It happens every time: The credits roll on another Wes Anderson movie, and the curtains close on the whimsical universe he’s created. You’re ejected from the symmetrical, 1970s-colored trance of his movie sets into the cold reality of an asymmetrical, 2014-colored world. But talk of a theme park masterminded by Anderson and long-time collaborator Mark Mothersbaugh, co-founder of the new wave band Devo, hints at the possibility of a real-life counterpart to these fictional worlds.
In the foreward to Mark Mothersbaugh: Myopia, a new book by Denver Museum of Contemporary Art Director Adam Lerner, Anderson describes the vision: “It will include hundreds of animatronic characters and creatures, rides through vast invented landscapes and buildings, extensive galleries of textiles and sculptures, plus an ongoing original music score piped-in everywhere.”

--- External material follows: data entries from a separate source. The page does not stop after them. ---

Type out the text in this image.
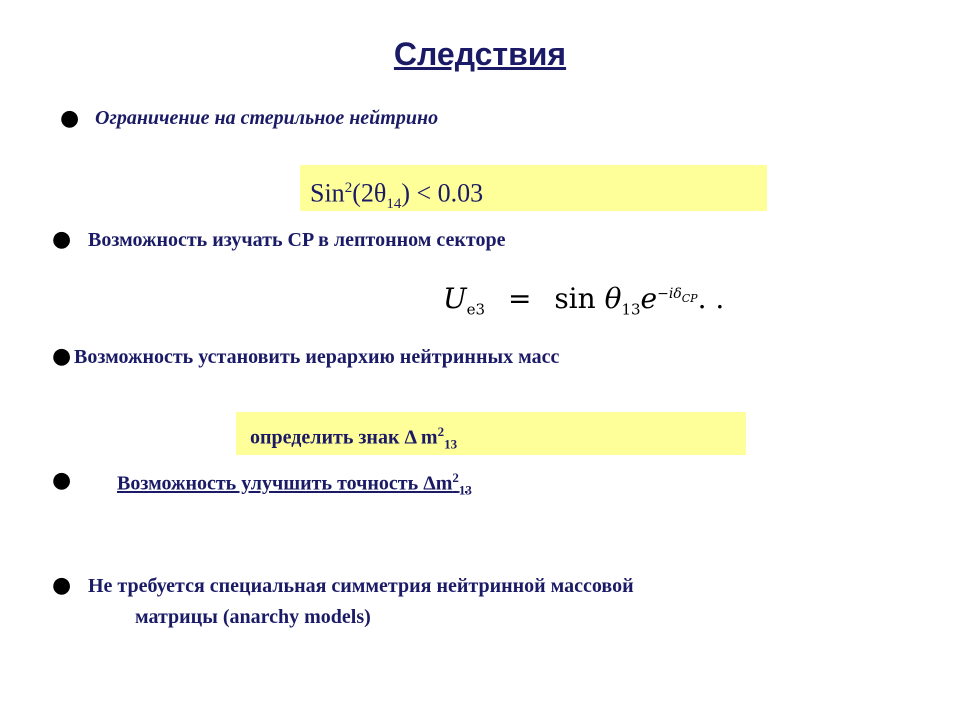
Следствия
● Ограничение на стерильное нейтрино
$Sin^2(2\theta_{14}) < 0.03$
● Возможность изучать CP в лептонном секторе
$U_{e3} = \sin \theta_{13}e^{-i\delta_{CP}}$. .
● Возможность установить иерархию нейтринных масс
определить знак Δ $m^2_{13}$
● Возможность улучшить точность $\Delta m^2_{13}$
● Не требуется специальная симметрия нейтринной массовой
матрицы (anarchy models)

But Anderson will play the role facilitator rather than chief visionary; the theme park is intended to be “conceived and designed entirely” by Mothersbaugh. The pair has enjoyed a long working relationship, with Mothersbaugh scoring many of Anderson’s movies (Bottle Rocket, Rushmore, The Royal Tenenbaums, and The Life Aquatic with Steve Zissou). And Mothersbaugh is an accomplished visual artist in his own right, having worked in a variety of visual media since before co-founding Devo.

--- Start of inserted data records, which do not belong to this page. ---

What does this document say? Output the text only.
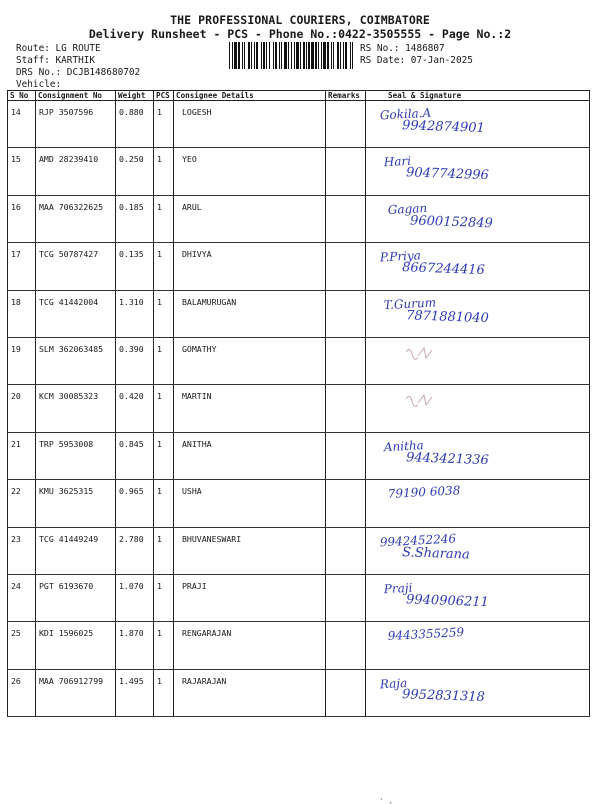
THE PROFESSIONAL COURIERS, COIMBATORE
Delivery Runsheet - PCS - Phone No.:0422-3505555 - Page No.:2
Route: LG ROUTE
Staff: KARTHIK
DRS No.: DCJB148680702
Vehicle:
RS No.: 1486807
RS Date: 07-Jan-2025
S No	Consignment No	Weight	PCS	Consignee Details	Remarks	Seal & Signature
14	RJP 3507596	0.880	1	LOGESH		Gokila.A
9942874901

15	AMD 28239410	0.250	1	YEO		Hari
9047742996

16	MAA 706322625	0.185	1	ARUL		Gagan
9600152849

17	TCG 50787427	0.135	1	DHIVYA		P.Priya
8667244416

18	TCG 41442004	1.310	1	BALAMURUGAN		T.Gurum
7871881040

19	SLM 362063485	0.390	1	GOMATHY		

20	KCM 30085323	0.420	1	MARTIN		

21	TRP 5953008	0.845	1	ANITHA		Anitha
9443421336

22	KMU 3625315	0.965	1	USHA		79190 6038

23	TCG 41449249	2.780	1	BHUVANESWARI		9942452246
S.Sharana

24	PGT 6193670	1.070	1	PRAJI		Praji
9940906211

25	KDI 1596025	1.870	1	RENGARAJAN		9443355259

26	MAA 706912799	1.495	1	RAJARAJAN		Raja
9952831318
⸳ ˎ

A glimpse inside Myopia offers a testament to a diverse array of influences, from pop art to punk, on Mothersbaugh’s self-described “particular brand of fear/enthusiasm for this flawed creature called Homo sapiens.” And though a theme park based on this vision seems a far cry from Disneyworld, Anderson’s promise that “the visitor will be amused and frightened, often simultaneously,” suggests that the two might not be so different, after all.
Should it come to fruition, the theme park will be located in Mothersbaugh’s birthplace of Akron, Ohio.